Note de lecture

Rédigée par Laurence Chemla

Aharon APPELFELD, Le temps des prodiges, Traduit de l’hébreu par A. Pierrot, Paris, Le Seuil, 2004, Collection Points.

Appelfeld brosse un tableau de l’antisémitisme à la fois diffus et omniprésent dans l’Autriche des années 1930 et dans celle des années 1960.
En effet, ce livre se divise en deux parties totalement différentes, tant par le style d’écriture que par les époques auxquelles le récit prend place.
La première partie du roman nous transporte dans l’Autriche des dernières années d’avant-guerre. Le narrateur était alors un petit garçon d’une famille juive assimilée habitant dans une petite ville d’Autriche, Knospen. Le père était écrivain –« écrivain autrichien » se revendiquait-il, admirateur de l’œuvre de Franz Kafka (« prophète de la Vérité ») et ami de Stefan Zweig: il écrivait dans des revues et publiait des romans.

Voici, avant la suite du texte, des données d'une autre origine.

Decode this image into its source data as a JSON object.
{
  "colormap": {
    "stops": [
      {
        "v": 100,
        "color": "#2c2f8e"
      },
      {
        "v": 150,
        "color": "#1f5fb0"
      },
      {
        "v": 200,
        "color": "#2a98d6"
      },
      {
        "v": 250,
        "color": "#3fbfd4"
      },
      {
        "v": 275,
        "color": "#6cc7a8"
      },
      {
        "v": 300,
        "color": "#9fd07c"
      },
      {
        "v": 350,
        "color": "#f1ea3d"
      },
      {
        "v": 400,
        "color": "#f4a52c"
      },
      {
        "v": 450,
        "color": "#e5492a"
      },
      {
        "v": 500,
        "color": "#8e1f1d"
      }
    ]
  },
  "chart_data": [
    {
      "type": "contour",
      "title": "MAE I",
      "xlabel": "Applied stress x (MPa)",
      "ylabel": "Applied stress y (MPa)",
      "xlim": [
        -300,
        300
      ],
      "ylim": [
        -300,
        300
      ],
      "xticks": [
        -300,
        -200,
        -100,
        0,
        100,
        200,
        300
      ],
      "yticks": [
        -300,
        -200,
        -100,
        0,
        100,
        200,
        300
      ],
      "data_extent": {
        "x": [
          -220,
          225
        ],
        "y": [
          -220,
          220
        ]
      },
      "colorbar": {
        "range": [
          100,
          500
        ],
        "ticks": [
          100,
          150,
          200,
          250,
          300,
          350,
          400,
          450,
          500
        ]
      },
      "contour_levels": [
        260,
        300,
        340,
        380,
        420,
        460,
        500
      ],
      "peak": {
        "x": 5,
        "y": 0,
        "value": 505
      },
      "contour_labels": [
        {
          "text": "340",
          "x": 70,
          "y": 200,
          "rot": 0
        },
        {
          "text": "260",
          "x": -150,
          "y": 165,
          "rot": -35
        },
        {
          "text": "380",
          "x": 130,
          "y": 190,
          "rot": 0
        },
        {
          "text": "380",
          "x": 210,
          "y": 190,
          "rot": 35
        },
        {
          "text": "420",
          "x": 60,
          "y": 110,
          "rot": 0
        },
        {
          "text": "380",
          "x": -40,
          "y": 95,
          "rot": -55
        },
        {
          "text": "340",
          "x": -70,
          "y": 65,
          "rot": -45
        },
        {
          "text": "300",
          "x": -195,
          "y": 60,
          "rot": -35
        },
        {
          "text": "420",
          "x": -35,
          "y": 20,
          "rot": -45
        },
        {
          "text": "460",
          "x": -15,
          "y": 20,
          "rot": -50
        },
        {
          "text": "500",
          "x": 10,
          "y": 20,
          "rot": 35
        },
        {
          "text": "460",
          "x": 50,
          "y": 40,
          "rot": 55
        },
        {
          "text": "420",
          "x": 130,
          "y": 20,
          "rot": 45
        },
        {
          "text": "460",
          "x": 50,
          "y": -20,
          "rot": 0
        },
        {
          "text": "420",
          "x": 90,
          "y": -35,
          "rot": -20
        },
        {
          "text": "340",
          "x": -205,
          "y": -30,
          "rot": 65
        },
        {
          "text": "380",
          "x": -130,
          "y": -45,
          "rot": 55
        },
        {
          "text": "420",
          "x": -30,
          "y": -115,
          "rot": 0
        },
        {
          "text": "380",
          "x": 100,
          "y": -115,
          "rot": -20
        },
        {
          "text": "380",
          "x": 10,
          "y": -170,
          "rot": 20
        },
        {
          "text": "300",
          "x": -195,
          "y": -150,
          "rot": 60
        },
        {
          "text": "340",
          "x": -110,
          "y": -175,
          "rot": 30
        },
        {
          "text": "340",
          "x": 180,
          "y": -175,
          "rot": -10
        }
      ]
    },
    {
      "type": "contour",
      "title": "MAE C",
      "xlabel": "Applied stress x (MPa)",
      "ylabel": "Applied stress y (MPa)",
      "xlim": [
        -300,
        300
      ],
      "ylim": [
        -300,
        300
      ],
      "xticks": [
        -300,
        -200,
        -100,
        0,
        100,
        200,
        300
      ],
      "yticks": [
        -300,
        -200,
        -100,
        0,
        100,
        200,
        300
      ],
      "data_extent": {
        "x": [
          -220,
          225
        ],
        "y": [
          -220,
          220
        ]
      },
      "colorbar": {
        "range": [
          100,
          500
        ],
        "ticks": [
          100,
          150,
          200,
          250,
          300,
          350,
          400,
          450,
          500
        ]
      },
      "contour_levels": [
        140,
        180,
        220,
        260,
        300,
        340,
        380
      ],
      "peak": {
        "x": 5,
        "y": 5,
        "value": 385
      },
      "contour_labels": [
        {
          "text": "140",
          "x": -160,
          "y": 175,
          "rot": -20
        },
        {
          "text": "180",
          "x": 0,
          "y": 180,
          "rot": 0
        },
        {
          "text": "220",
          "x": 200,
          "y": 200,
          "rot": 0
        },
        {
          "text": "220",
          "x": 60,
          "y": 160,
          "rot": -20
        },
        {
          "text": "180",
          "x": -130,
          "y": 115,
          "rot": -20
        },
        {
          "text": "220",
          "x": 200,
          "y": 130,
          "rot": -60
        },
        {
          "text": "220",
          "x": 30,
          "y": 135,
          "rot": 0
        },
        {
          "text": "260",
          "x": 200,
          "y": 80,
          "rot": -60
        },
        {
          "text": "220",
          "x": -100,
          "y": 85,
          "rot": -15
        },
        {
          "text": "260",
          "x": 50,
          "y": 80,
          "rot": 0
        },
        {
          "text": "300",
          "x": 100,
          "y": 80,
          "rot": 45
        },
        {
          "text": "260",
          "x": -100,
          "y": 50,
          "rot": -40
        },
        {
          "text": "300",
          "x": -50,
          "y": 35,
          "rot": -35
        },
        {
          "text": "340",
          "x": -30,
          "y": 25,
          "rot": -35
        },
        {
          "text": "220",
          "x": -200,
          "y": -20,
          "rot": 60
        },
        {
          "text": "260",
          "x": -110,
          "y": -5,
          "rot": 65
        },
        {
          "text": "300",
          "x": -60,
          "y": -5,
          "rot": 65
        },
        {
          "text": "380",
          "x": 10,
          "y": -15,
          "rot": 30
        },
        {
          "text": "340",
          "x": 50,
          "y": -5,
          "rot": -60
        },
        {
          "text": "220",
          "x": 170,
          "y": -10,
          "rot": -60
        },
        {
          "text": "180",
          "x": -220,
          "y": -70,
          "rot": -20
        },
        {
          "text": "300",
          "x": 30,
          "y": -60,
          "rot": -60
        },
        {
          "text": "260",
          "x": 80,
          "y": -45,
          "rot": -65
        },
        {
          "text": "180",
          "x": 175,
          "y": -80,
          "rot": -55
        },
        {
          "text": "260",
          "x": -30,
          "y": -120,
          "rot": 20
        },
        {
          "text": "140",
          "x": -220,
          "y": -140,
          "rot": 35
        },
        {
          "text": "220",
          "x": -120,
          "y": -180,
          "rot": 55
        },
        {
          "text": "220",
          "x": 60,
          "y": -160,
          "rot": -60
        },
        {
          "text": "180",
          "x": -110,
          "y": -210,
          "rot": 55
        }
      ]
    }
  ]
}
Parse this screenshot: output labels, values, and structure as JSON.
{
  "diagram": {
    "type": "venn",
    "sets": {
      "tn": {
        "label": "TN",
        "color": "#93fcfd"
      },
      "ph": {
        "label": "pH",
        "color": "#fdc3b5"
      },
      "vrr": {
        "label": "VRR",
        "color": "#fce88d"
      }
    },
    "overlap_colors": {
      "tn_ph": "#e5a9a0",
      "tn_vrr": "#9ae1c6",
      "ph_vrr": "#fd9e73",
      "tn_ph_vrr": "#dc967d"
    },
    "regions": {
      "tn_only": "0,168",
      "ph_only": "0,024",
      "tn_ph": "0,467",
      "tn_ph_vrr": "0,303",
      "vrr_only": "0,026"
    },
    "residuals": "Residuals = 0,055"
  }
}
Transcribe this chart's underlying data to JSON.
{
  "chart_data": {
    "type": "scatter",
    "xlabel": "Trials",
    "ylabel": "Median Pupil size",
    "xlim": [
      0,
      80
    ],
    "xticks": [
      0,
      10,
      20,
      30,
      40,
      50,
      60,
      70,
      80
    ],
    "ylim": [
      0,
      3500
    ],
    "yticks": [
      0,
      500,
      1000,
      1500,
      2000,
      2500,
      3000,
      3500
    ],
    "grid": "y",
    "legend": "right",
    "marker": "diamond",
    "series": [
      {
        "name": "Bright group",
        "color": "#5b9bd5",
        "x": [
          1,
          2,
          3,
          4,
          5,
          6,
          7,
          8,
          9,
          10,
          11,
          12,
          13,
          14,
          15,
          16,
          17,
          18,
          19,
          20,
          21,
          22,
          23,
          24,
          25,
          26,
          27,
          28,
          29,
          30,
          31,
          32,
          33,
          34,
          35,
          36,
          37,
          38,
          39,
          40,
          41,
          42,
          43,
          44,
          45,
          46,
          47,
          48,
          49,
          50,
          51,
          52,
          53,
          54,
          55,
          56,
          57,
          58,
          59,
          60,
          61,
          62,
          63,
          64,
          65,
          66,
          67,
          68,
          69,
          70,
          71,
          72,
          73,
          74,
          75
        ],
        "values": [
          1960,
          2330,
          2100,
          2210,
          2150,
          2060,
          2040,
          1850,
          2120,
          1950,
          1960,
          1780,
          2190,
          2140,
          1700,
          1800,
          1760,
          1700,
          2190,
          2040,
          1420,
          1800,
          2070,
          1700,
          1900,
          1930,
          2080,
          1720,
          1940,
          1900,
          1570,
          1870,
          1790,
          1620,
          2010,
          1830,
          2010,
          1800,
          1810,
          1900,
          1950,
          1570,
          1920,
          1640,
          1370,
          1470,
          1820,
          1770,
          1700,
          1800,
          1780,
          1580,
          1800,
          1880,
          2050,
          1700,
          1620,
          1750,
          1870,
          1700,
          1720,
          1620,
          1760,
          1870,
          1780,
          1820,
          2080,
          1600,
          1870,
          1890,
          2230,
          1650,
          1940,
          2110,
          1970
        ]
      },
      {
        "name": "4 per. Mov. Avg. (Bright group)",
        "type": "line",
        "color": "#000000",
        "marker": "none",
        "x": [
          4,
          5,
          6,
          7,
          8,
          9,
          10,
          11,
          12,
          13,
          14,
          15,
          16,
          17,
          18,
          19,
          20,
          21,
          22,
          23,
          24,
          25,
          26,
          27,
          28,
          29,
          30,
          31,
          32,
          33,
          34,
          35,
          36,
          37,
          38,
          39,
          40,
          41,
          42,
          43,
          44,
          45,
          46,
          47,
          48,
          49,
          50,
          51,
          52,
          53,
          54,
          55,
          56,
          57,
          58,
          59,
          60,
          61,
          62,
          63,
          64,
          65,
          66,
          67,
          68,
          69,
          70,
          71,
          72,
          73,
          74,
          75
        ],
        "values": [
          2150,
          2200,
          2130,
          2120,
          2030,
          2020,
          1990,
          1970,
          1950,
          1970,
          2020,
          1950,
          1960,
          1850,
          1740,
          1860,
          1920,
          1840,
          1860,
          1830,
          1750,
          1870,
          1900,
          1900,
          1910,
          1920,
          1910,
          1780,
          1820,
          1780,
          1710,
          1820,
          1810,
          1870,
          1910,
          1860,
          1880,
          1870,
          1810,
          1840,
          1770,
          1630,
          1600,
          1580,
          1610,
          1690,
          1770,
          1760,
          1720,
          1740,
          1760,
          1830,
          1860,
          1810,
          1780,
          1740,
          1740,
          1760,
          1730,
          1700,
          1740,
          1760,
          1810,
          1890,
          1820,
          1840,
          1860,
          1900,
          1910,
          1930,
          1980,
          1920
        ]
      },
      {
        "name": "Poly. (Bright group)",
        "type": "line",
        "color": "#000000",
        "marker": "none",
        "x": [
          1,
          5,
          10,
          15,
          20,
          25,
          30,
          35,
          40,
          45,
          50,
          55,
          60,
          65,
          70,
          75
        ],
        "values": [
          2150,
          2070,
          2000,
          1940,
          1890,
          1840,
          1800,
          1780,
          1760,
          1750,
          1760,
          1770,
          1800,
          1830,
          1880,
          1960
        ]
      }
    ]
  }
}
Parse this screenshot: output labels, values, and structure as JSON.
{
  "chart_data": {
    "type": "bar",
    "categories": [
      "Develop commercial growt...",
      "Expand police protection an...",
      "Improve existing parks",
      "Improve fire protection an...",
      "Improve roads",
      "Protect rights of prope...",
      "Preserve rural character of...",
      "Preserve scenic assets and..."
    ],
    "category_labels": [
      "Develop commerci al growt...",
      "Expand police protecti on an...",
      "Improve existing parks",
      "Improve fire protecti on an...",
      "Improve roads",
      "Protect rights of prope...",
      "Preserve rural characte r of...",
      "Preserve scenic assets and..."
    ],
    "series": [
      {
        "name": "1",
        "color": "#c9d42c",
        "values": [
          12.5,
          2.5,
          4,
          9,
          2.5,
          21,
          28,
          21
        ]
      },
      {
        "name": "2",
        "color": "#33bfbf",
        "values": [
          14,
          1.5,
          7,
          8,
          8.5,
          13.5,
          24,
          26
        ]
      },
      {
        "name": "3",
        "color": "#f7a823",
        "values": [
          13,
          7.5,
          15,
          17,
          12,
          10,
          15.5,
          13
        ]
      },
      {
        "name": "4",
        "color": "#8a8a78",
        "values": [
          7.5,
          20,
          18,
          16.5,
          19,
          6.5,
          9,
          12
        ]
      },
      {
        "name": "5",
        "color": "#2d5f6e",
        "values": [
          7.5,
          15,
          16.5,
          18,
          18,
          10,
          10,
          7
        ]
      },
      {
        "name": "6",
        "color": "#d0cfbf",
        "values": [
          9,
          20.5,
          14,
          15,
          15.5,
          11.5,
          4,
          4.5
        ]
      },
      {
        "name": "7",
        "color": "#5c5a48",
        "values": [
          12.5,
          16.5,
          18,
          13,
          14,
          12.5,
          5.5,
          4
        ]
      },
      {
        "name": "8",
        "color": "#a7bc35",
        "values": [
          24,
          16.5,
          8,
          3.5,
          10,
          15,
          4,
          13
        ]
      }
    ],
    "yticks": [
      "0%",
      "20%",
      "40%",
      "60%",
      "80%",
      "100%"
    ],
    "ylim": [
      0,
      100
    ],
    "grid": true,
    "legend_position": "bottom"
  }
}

On voit comment, progressivement, la qualité de vie se dégrada pour les Juifs, comment les remarques et les anicroches antisémites se multiplièrent au fil du temps et ternirent le quotidien; et surtout, comment nombre de Juifs autrichiens, à l’instar du père du narrateur, rejetaient la cause de cet antisémitisme sur les immigrés juifs d’Europe de l’Est ainsi que sur « la petite bourgeoisie juive » commerçante, en général: certains Juifs autrichiens choisirent même de se convertir au Christianisme pour marquer leur dissidence. Le ressenti du petit garçon, intérieurement effrayé par cette marginalisation humiliante des Juifs, donne au récit une certaine pesanteur qui n’augure rien de bon. Cette partie se clôt sur le départ des habitants juifs dans un train de marchandises après avoir été rassemblés, par le rabbin, dans le temple israélite.
La deuxième partie du roman porte un titre tragiquement laconique – « Quand tout fut accompli des années plus tard »-, et se situe vers 1965. Appelfeld lui-même devient le narrateur de ce récit dont Bruno – le petit garçon devenu un homme d’une trentaine d’année- est le personnage central. Cet homme habite désormais en Israël et revient, pour la première fois depuis la guerre, dans sa petite ville autrichienne où finalement rien n’a vraiment changé, sauf que la majorité des habitants juifs ont disparu (« tout est resté tel quel, sans eux »), et que les très rares anciens, qui y vivent encore, renient leur judéité. Les mots sont pesés et leur pertinence donne à certaines phrases une portée qui va bien au-delà de cette petite commune autrichienne :

« Même les boutiques juives ont gardé leur aspect extérieur, par exemple le magasin de tissus des Laufer. Aucun d’eux n’a survécu, mais le magasin se dresse exactement dans le même angle qu’autrefois, soigneusement conservé, avec ses pots de géraniums également. Maintenant un autre homme est assis à l’intérieur en compagnie d’une autre femme. Etrange. Ils n’ont pas l’air d’assassins ».
Finalement, Bruno dénouera les incompréhensions de son enfance à travers des rencontres, tant inattendues qu’enrichissantes, qui amènent notamment le lecteur à s’interroger sur la notion d’identité juive.